Waris: Briefe an meine Mutter

„Meine Einsamkeit“

Waris und ihre Mutter in Wien
Waris und ihre Mutter in Wien

In den nächsten Tagen veröffentlichen wir einige persönliche Briefe von Waris Dirie an ihre Mutter.

Heute dürfen wir Ihnen den ersten Brief vorstellen:

Mama,

wenn ich in Europa oder den USA bin, träume ich davon, nach Afrika zurückzukehren und in Afrika zu leben. Ich sehne mich nach meiner Kindheit, nach den unendlichen Weiten der Wüste, dem klaren Sternenhimmel in der Nacht, den Farben und Gerüchen. Wenn ich alleine in meinem Bett liege, dann habe ich manchmal das Gefühl, dass es mir mein Herz zerreißt vor lauter Heimweh.

Mama, aber wenn ich in Afrika bin, dann sehne ich mich wieder nach meinen europäischen Freunden, nach meinem Sohn Aleeke und dem Leben in Europa. So geht es mir auch jetzt. Ich bin und bleibe eine Nomadin.
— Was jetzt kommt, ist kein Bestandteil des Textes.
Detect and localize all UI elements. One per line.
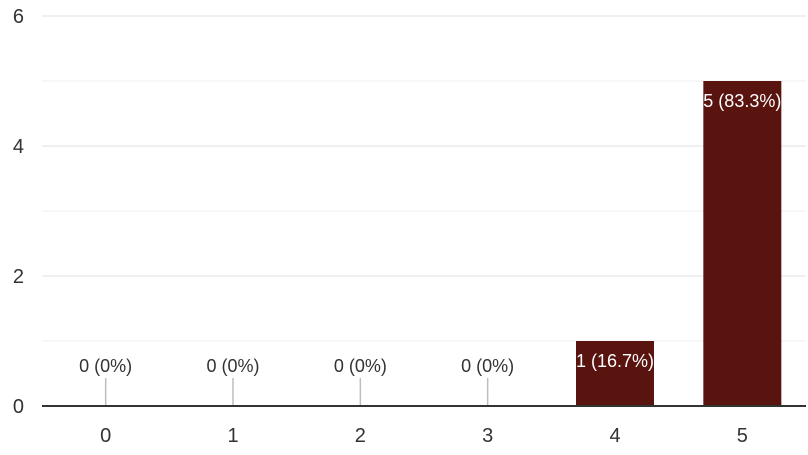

Mama, wenn ich mir die Frage stelle, wo ich eigentlich zu Hause bin, dann fällt mir nichts ein, dann entsteht in mir eine große Leere, ein großes schwarzes Loch. So gerne würde ich diese beiden Welten für mich miteinander verbinden, aber es gelingt mir nicht. Ich fühle mich oft heimatlos und entwurzelt.

Als ich mit meiner Kampagne gegen Genitalverstümmelung begonnen habe, da gab es viele afrikanische Frauen und Männer, die mir vorwarfen, unsere Tradition, unsere Kultur zu verraten. Das hat mich unglaublich getroffen, denn das ist das Letzte, was ich möchte. Ich will unsere Heimat nicht verraten! Ich will nicht als Verräterin gelten! Ich will, dass Afrika ein sicherer Platz für Kinder wird, dass Mädchen nicht mehr genital verstümmelt werden und seelisch traumatisiert werden. So wie es mit mir geschehen ist.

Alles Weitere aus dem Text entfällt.